A message has begun doing the rounds which suggests fans of the app must begin paying to keep using it.
The note states: “Your subscription has expired. To Verify your account and purchase a lifetime subscription for just 0.99 GBP simply tap on this link.”
Clearly 99p doesn’t sound very much but users are being warned NOT to click on the link provided in the message.
Since 2016 WhatsApp has scrapped all fees with the company saying: “We’re happy to announce that WhatsApp will no longer charge subscription fees.
“For many years, we’ve asked some people to pay a fee for using WhatsApp after their first year.
“As we’ve grown, we’ve found that this approach hasn’t worked well.
“WhatsApp will no longer charge you for our service.”
The message, that is landing in inboxes across the country about the 99p charge, is clearly a fake with the link likely to take users to scam or malicious website.
This isn’t the first time a message about WhatsApp charging users had flooded the web.
Last year the service was hit by two similar attacks which saw those with a WhatsApp account being warned they would soon have pay.
Another message also tried to tricked users into installing malicious software on their devices.
The scam tricked fans of the popular service by suggesting a range of new customisable colours were available to them.

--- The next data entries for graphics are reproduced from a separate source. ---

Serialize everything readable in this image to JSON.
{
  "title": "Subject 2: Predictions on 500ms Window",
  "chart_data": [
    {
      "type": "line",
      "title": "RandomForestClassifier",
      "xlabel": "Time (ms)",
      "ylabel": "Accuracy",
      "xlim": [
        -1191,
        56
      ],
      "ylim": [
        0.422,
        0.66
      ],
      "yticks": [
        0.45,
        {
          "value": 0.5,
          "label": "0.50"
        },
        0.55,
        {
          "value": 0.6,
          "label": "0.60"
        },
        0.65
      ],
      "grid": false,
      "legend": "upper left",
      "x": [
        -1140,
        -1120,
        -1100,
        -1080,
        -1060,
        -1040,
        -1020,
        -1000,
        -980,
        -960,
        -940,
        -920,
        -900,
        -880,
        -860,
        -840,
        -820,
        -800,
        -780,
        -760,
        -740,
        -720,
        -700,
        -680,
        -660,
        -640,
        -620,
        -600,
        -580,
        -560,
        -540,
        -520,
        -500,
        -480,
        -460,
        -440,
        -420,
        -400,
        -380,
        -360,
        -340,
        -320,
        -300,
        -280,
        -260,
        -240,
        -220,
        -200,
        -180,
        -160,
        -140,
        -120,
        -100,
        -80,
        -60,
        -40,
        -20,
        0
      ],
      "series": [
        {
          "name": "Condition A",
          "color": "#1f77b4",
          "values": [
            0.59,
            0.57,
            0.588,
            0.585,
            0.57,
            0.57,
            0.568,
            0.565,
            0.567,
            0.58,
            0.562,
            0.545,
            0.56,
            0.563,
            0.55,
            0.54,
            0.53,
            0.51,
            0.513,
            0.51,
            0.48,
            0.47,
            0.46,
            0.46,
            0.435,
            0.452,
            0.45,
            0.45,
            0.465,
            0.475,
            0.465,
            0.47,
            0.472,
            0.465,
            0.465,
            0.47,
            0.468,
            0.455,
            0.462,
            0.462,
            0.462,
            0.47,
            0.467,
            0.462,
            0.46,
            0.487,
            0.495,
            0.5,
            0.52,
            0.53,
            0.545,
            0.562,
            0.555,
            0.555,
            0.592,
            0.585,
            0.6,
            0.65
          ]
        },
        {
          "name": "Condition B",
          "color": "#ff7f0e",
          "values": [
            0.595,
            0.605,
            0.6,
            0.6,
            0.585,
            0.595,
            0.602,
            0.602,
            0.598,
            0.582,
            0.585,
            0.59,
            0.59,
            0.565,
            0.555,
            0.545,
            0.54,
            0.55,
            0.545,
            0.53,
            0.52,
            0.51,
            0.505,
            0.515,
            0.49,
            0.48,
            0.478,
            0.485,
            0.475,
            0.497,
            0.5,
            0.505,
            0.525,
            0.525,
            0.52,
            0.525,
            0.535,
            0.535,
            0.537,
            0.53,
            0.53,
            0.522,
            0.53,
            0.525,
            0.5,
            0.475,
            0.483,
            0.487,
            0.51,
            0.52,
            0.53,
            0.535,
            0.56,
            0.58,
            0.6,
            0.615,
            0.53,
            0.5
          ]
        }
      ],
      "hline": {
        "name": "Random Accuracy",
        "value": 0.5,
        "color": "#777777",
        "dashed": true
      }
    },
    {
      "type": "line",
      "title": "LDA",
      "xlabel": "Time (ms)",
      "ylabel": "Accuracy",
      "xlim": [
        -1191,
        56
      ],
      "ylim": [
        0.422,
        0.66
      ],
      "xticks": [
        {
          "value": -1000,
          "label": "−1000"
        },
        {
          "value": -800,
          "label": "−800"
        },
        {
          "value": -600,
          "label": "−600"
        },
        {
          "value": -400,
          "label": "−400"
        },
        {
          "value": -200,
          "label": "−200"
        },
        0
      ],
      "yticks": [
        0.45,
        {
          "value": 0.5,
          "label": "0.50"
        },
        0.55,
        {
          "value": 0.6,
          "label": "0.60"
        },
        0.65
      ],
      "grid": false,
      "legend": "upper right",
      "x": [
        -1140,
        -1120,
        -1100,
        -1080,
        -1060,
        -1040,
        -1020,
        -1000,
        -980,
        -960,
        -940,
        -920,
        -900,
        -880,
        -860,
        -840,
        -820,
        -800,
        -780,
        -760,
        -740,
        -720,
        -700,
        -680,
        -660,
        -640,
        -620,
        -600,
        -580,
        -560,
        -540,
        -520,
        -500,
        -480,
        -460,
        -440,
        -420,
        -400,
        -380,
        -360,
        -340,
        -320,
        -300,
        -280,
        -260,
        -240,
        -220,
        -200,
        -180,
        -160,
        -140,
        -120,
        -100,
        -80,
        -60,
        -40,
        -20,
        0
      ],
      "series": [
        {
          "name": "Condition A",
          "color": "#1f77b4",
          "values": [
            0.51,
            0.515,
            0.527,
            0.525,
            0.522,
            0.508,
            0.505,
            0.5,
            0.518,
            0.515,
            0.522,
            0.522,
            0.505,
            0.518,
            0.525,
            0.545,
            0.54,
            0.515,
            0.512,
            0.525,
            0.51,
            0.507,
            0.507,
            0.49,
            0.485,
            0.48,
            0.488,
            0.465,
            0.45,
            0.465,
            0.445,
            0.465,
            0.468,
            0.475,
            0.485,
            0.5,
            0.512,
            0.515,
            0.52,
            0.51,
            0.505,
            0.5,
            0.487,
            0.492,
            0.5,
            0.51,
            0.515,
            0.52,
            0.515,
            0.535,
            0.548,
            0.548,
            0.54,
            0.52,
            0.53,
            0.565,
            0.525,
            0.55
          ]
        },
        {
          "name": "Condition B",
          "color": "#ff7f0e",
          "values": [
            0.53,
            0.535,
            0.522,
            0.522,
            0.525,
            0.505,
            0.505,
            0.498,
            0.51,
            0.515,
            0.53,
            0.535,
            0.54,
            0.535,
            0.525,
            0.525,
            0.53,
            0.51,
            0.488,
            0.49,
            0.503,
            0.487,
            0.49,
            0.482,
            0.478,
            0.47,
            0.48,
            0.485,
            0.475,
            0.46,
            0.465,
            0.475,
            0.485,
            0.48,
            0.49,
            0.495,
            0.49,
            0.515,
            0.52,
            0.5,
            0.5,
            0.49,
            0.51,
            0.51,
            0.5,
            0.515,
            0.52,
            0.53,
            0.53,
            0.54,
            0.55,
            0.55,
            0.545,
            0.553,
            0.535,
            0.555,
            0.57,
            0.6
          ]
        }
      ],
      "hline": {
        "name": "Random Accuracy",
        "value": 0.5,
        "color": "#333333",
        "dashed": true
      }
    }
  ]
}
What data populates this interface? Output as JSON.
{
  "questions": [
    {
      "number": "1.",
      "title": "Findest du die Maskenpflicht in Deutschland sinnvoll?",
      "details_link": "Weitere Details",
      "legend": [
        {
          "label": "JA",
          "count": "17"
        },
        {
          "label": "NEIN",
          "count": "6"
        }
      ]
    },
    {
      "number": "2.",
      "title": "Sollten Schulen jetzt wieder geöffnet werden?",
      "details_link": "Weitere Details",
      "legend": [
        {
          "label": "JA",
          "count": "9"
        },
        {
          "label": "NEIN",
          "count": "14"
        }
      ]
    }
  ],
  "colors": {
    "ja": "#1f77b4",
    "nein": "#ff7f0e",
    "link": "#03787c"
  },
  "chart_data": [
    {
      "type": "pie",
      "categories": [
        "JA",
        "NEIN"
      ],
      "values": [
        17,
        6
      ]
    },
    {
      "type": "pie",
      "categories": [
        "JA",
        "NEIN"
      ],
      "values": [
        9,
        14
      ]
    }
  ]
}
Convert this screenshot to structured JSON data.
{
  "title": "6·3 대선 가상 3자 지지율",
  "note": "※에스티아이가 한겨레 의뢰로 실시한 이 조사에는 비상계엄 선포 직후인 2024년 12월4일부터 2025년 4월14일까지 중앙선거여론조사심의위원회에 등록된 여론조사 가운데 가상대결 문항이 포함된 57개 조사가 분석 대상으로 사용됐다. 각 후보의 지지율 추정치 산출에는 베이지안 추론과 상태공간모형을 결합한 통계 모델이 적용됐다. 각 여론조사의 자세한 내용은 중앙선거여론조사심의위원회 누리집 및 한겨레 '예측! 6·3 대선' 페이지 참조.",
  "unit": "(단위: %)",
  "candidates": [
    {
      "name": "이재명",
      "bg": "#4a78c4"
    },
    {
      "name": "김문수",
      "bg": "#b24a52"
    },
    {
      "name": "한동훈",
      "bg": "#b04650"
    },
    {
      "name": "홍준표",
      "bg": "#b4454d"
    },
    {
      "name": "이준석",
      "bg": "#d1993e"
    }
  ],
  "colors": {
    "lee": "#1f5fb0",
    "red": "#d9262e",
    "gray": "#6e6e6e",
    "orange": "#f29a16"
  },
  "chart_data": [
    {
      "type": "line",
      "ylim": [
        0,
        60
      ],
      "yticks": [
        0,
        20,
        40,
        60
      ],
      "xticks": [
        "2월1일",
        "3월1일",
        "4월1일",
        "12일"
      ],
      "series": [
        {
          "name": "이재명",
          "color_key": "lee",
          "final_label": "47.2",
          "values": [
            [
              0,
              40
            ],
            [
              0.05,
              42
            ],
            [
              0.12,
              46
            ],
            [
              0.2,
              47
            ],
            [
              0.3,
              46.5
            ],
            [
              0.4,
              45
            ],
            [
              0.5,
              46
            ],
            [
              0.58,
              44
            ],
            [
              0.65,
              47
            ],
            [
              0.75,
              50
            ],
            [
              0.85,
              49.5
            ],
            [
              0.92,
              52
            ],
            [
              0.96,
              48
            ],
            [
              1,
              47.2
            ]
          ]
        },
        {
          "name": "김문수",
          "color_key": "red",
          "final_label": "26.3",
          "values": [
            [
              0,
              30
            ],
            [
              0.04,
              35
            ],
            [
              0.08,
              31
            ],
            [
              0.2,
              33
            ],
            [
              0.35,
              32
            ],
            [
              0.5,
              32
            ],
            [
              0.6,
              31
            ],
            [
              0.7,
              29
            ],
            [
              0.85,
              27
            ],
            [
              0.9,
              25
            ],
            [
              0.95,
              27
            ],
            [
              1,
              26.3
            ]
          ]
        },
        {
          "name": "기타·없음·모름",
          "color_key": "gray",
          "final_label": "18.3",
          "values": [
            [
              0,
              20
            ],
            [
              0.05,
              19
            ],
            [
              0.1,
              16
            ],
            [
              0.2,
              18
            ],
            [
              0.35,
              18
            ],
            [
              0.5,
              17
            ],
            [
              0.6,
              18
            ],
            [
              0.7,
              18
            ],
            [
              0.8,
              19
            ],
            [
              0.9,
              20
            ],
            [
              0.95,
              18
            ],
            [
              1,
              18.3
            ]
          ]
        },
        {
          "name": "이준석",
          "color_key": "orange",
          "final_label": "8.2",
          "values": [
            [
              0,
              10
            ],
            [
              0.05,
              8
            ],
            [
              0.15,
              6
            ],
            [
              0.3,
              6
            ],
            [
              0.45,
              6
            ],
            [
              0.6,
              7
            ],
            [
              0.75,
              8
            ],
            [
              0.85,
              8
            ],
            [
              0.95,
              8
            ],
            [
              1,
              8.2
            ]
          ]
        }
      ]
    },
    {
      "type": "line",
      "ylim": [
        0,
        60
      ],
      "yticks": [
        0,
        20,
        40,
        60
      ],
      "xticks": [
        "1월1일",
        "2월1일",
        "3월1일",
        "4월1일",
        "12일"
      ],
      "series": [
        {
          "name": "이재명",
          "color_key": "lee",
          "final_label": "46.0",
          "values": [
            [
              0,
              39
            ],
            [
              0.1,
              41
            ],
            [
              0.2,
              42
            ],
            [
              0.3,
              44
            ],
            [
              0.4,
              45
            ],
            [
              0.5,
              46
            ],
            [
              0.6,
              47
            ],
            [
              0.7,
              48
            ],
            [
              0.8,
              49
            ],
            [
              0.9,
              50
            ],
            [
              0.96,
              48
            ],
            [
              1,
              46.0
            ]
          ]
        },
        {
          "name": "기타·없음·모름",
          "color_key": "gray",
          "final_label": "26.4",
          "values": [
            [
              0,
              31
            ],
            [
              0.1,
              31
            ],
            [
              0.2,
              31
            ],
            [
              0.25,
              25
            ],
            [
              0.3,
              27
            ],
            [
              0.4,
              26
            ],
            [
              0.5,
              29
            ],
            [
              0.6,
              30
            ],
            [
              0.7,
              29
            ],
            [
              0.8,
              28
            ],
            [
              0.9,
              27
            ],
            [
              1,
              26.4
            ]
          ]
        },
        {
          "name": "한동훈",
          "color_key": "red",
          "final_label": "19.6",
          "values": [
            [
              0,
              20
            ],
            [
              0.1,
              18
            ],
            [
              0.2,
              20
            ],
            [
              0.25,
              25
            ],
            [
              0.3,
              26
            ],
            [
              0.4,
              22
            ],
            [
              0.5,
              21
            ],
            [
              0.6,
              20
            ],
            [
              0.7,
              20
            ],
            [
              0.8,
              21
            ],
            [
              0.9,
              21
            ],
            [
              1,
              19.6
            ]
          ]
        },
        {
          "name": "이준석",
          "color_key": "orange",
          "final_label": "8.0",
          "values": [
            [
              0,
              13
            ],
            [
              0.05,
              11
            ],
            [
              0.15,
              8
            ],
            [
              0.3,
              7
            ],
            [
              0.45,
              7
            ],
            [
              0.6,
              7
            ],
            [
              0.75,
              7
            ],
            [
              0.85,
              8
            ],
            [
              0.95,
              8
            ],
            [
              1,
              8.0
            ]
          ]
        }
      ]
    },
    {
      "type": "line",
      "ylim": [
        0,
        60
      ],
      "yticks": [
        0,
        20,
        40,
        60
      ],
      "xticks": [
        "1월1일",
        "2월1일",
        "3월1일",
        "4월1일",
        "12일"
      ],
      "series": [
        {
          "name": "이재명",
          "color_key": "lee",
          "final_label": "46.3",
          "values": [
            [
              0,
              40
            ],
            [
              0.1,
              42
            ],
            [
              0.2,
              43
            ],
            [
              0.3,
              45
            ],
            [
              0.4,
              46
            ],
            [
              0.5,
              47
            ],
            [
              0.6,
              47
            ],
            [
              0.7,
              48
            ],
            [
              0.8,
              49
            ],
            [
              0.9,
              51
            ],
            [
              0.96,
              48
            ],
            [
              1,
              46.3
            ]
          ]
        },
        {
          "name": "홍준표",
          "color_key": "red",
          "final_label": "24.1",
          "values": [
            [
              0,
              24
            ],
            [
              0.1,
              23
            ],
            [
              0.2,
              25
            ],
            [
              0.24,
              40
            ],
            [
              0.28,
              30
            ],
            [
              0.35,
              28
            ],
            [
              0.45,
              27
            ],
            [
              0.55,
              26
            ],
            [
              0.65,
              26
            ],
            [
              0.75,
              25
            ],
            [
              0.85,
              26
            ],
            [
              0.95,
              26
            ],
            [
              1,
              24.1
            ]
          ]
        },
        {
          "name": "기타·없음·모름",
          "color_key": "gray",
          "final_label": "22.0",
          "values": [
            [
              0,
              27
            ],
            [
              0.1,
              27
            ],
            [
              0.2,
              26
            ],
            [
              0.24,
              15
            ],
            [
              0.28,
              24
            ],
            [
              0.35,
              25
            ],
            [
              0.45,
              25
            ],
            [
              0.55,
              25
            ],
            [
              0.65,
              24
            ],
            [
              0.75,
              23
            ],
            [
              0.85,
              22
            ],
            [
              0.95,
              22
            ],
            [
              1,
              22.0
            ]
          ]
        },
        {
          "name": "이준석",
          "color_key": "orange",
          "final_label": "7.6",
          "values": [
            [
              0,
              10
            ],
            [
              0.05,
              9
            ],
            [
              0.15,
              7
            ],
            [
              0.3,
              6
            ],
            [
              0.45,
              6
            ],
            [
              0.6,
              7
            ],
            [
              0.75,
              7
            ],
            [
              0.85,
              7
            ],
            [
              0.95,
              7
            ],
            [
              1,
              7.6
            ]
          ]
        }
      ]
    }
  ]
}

Encouraging users to share the message with 12 friend to verify their accounts and activate the feature, the message then pushed users to download a Chrome plug in that made them vulnerable to nasty adware.
New Year’s Eve 2017 saw WhatsApp users send a mammoth 75 billion messages across the service.
That number eclipses any other day in its history with the previous record of 65 million on New Year’s Eve 2016 well and truly smashed.
WhatsApp says that of the 75 billion messages sent, 13 billion were photos and five billion included videos.
WhatsApp users could have boosted this number even further if an outage hadn’t hit the service on New Year’s Eve.
The app was down for around an two hours at its busiest time leaving many unable to send or receive messages.
According to website outage monitor, Down Detector, the issues hit users across the globe with Europe the worst affected.